Horror coreano proiettato in prima europea nello Psycho Horror Day alla 18° edizione del Far East Film Festival, The silenced è ambientato nel 1938, durante la colonizzazione giapponese della Corea.
Location dell’intera storia è un collegio femminile isolato tra le montagne e gestito da una sensuale preside (Uhm Ji-won) intenzionata a portare avanti un programma educativo promosso dall’esercito giapponese. Al termine di questo percorso formativo, due delle studentesse del collegio riceveranno una borsa di studio per andare a studiare a Tokyo.
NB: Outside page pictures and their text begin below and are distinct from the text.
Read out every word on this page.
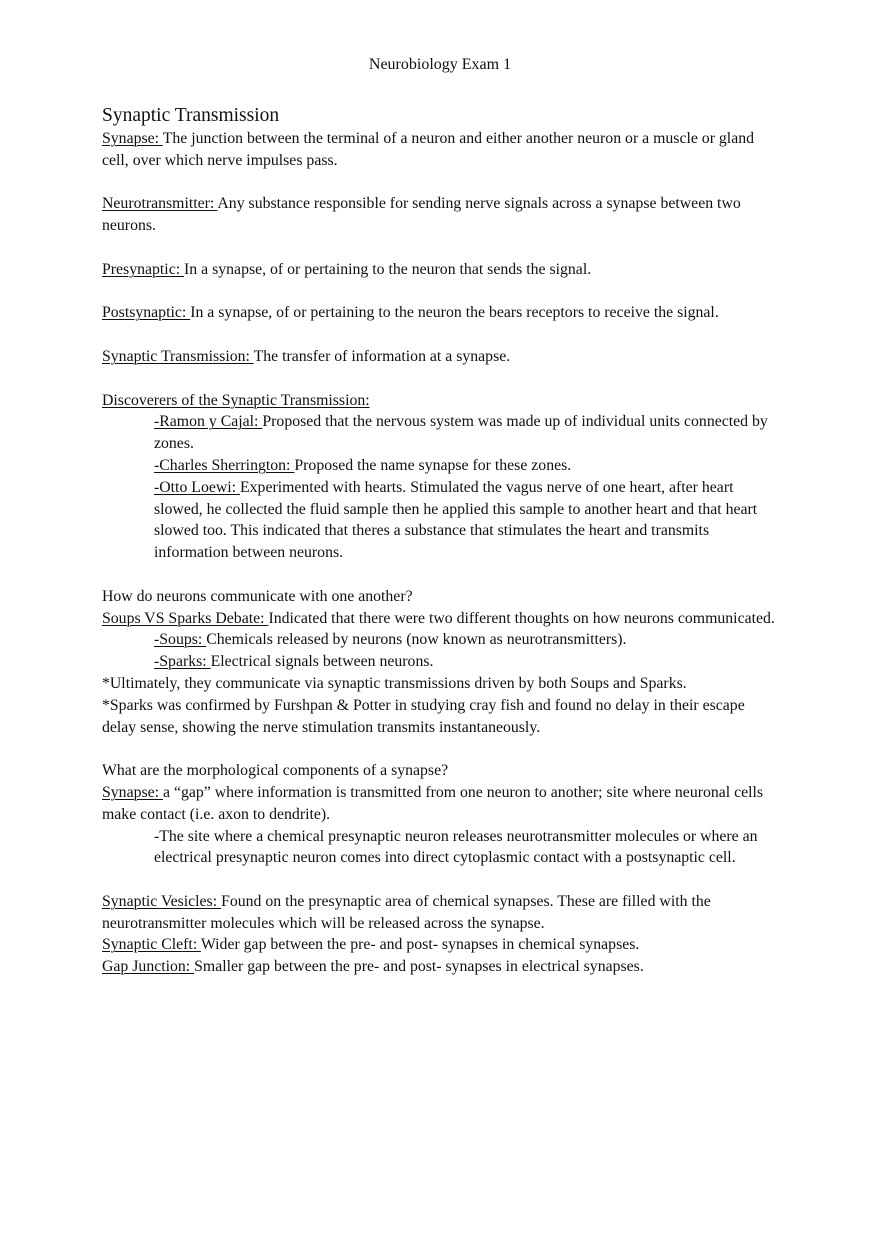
Neurobiology Exam 1

Synaptic Transmission

Synapse: The junction between the terminal of a neuron and either another neuron or a muscle or gland cell, over which nerve impulses pass.

Neurotransmitter: Any substance responsible for sending nerve signals across a synapse between two neurons.

Presynaptic: In a synapse, of or pertaining to the neuron that sends the signal.

Postsynaptic: In a synapse, of or pertaining to the neuron the bears receptors to receive the signal.

Synaptic Transmission: The transfer of information at a synapse.

Discoverers of the Synaptic Transmission:

-Ramon y Cajal: Proposed that the nervous system was made up of individual units connected by zones.

-Charles Sherrington: Proposed the name synapse for these zones.

-Otto Loewi: Experimented with hearts. Stimulated the vagus nerve of one heart, after heart slowed, he collected the fluid sample then he applied this sample to another heart and that heart slowed too. This indicated that theres a substance that stimulates the heart and transmits information between neurons.

How do neurons communicate with one another?

Soups VS Sparks Debate: Indicated that there were two different thoughts on how neurons communicated.

-Soups: Chemicals released by neurons (now known as neurotransmitters).

-Sparks: Electrical signals between neurons.

*Ultimately, they communicate via synaptic transmissions driven by both Soups and Sparks.

*Sparks was confirmed by Furshpan & Potter in studying cray fish and found no delay in their escape delay sense, showing the nerve stimulation transmits instantaneously.

What are the morphological components of a synapse?

Synapse: a “gap” where information is transmitted from one neuron to another; site where neuronal cells make contact (i.e. axon to dendrite).

-The site where a chemical presynaptic neuron releases neurotransmitter molecules or where an electrical presynaptic neuron comes into direct cytoplasmic contact with a postsynaptic cell.

Synaptic Vesicles: Found on the presynaptic area of chemical synapses. These are filled with the neurotransmitter molecules which will be released across the synapse.

Synaptic Cleft: Wider gap between the pre- and post- synapses in chemical synapses.

Gap Junction: Smaller gap between the pre- and post- synapses in electrical synapses.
Protagonista della storia è la graziosa adolescente Ju-Ran (Park Bo-young), che si presenta all’istituto con il nome di Shizuko, secondo quella che sembra la prassi di assegnare nomi giapponesi alle studentesse. Shizuko soffre di tubercolosi e, già afflitta dai sintomi della malattia, subisce anche l’ostilità della meschina compagna di scuola Yuka (Kong Ye-Ji). Presto la ragazza viene a conoscenza di un’inquietante vicenda: una sua omonima aveva frequentato la stessa scuola ed era scomparsa improvvisamente, dopo aver mostrato insoliti sintomi come la mancata percezione del dolore. Shizuko, aiutata da Kazue (Park So-dam) con cui ha stretto amicizia, indaga sull’accaduto, in seguito all’inspiegabile sparizione di altre compagne del collegio. Nel dipanarsi della storia, si scoprono i segreti celati dietro al programma educativo a cui sono sottoposte le studentesse, con i suoi straordinari e terribili effetti.
Il regista Lee Hae-youn (autore delle commedie Like a virgin e Foxy Festival), al suo terzo lungometraggio dichiara di aver voluto sfidare, con quest’opera, i tradizionali canoni dell’horror in un paese in cui questo genere sembra ormai fortemente codificato. Con il desiderio di rompere gli schemi che hanno cristallizzato il cinema horror coreano per lungo tempo, Lee afferma infatti di aver optato per la creazione di un prodotto personale e diverso, che contemplasse al suo interno la mistura di più elementi. Il film inizia come un mistery d’epoca con venature orrorifiche, ma la narrazione prende poi direzioni che ne rendono effettivamente difficile la ascrizione a un genere specifico.
Tuttavia, nonostante l’opera vanti un’accurata fotografia, un ottimo cast al femminile e un’alta attenzione ai costumi e ai dettagli scenografici, la sostanza della trama sembra non essere all’altezza della confezione e delle premesse autoriali. Le protagoniste si muovono quasi passivamente in un quadro esteticamente curato ma privo di anima. Il contesto storico, sebbene restituisca un’immagine negativa dell’occupazione giapponese in Corea e delle sue rigide imposizioni, è superficialmente sviluppato. Se l’interesse dello spettatore viene stimolato nella parte iniziale del film, le aspettative vengono presto deluse e la tensione cala nel corso di una storia che non spaventa e difficilmente si discosta dal déjà-vu, approdando nell’epilogo a discrete derive grottesche.